Kulirik sekilas mobilku yang masih terbungkus mantel mobil. Rasanya ingin berjalan saja, walau tak tahu ke mana aku ingin melangkah.
Bimbang, aku berhenti di depan rumah Neema. Rumah itu kini tampak tua dan tak terawat, sudah mirip rumah hantu yang sering dijadikan lokasi dalam film horor Indonesia. Tak ada kabar dari Neema ataupun ibunya, tidak juga ada orang yang mengurus rumah itu.
Penasaran. Aku melangkah menuju rumah itu. Pintu depan masih terkunci, jadi kuputuskan masuk lewat jendela. Debu, pengap, dan bau tidak sedap menyeruak indra penciuman.
Ada sebuah kamar kecil dengan stiker bergambar kelinci yang hampir usang di bagian pintunya menarik perhatianku. Mungkin ini kamar Neema, dulu.
Aku masuk ke dalamnya. Mencoba menemukan sesuatu yang bisa menjadi petunjuk di mana Neema berada. Sebuah meja belajar berdiri kokoh tapi buku-bukunya sudah hampir habis dimakan rayap. Selebihnya, hanya ada ranjang kecil Neema.
Kakiku terus menyusuri tiap liku rumah itu. Masih tak ada hasil. Hingga kemudian aku berhenti di dalam kamar yang lebih besar.

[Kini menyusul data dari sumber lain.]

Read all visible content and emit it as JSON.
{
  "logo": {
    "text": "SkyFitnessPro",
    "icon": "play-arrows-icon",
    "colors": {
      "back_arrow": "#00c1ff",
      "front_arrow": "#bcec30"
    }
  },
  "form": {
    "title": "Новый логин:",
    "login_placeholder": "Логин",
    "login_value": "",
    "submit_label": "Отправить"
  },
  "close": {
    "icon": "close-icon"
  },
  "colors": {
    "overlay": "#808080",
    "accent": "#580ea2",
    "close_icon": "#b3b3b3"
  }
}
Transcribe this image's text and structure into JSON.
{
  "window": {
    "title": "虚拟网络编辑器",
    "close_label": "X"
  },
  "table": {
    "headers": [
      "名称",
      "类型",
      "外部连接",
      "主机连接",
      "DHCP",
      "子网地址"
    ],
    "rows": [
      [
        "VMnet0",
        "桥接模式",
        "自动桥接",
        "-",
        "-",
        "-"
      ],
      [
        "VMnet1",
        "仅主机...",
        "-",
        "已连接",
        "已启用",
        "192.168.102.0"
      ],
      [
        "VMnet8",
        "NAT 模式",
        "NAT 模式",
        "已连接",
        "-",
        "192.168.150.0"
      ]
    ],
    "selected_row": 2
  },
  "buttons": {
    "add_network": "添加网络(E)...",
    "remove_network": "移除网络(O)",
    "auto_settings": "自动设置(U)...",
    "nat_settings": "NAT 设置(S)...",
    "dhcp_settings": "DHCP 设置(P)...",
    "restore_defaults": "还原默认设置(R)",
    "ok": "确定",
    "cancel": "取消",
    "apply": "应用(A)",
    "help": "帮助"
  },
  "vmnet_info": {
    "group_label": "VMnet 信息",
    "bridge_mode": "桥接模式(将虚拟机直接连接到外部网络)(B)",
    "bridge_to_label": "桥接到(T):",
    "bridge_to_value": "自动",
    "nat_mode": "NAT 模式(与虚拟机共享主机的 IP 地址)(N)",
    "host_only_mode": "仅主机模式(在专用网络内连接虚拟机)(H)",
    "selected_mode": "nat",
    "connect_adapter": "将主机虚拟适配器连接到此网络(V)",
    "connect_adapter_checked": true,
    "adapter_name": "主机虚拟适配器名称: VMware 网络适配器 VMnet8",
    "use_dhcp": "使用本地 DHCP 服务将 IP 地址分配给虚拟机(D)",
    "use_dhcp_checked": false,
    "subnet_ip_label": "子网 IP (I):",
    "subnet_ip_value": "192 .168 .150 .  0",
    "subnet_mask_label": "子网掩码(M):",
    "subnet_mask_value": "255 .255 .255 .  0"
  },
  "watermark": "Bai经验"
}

Ada sesuatu yang menggelitik hatiku di sana. Sebuah pigura dengan foto keluarga yang masih terpajang di dinding. Kuusap kaca pigura itu dengan detak jantung yang meningkat. Kukerjapkan mata berkali-kali agar aku tak salah lihat. Namun … aku tak salah lihat!
—
“Katakan yang sebenarnya, Ibu!”
“Ya … Neema adik tirimu. Ayahmu menghamili ibunya dan lahirlah Neema.” Ibu menunduk lesu.
“Lalu kenapa Ayah tak pernah ada bersama mereka?” Pertanyaan selanjutnya mulai berbaris di otakku.
“Karena Ibu tak mengizinkan ayahmu menikah lagi. Cukup rumah itu menjadi harta mereka, Wan. Tapi … ayahmu masih saja menemui mereka. Ibu kesal, akhirnya meminta mereka pergi dari rumah itu.”
“Ibu ….”
“Maafkan Ibu, Wan.”
—
Hujan deras mengguyur Kota Yogjakarta. Padahal hampir sampai di desa tempat Neema tinggal, tetapi tiba-tiba mobilku mogok di areal persawahan.
Sial!
Aku berlari menerobos hujan. Malam begitu pekat tanpa satu pun pencahayaan di jalan. Terpaksa, kunyalakan senter handphone dari balik jaket untuk mencari jalan.
Lama aku berjalan, hingga akhirnya sampai di depan gapura desa. Sebuah pos ronda menjadi tujuan sementara untuk berteduh malam ini sambil berpikir bagaimana sikap yang tepat untuk meminta maaf pada Neema dan ibunya.
Pagi hari, aroma embun basah begitu melegakan tercium olehku. Aku sempat merutuki setiap tetes hujan yang turun sepeninggal Neema, tetapi saat ini justru aku menikmati indahnya kaca-kaca bulat bening di atas dedaunan saat perlahan sinar matahari menimpanya. Luruh. Seperti hatiku yang tidak mencintai tapi merasakan kasihnya.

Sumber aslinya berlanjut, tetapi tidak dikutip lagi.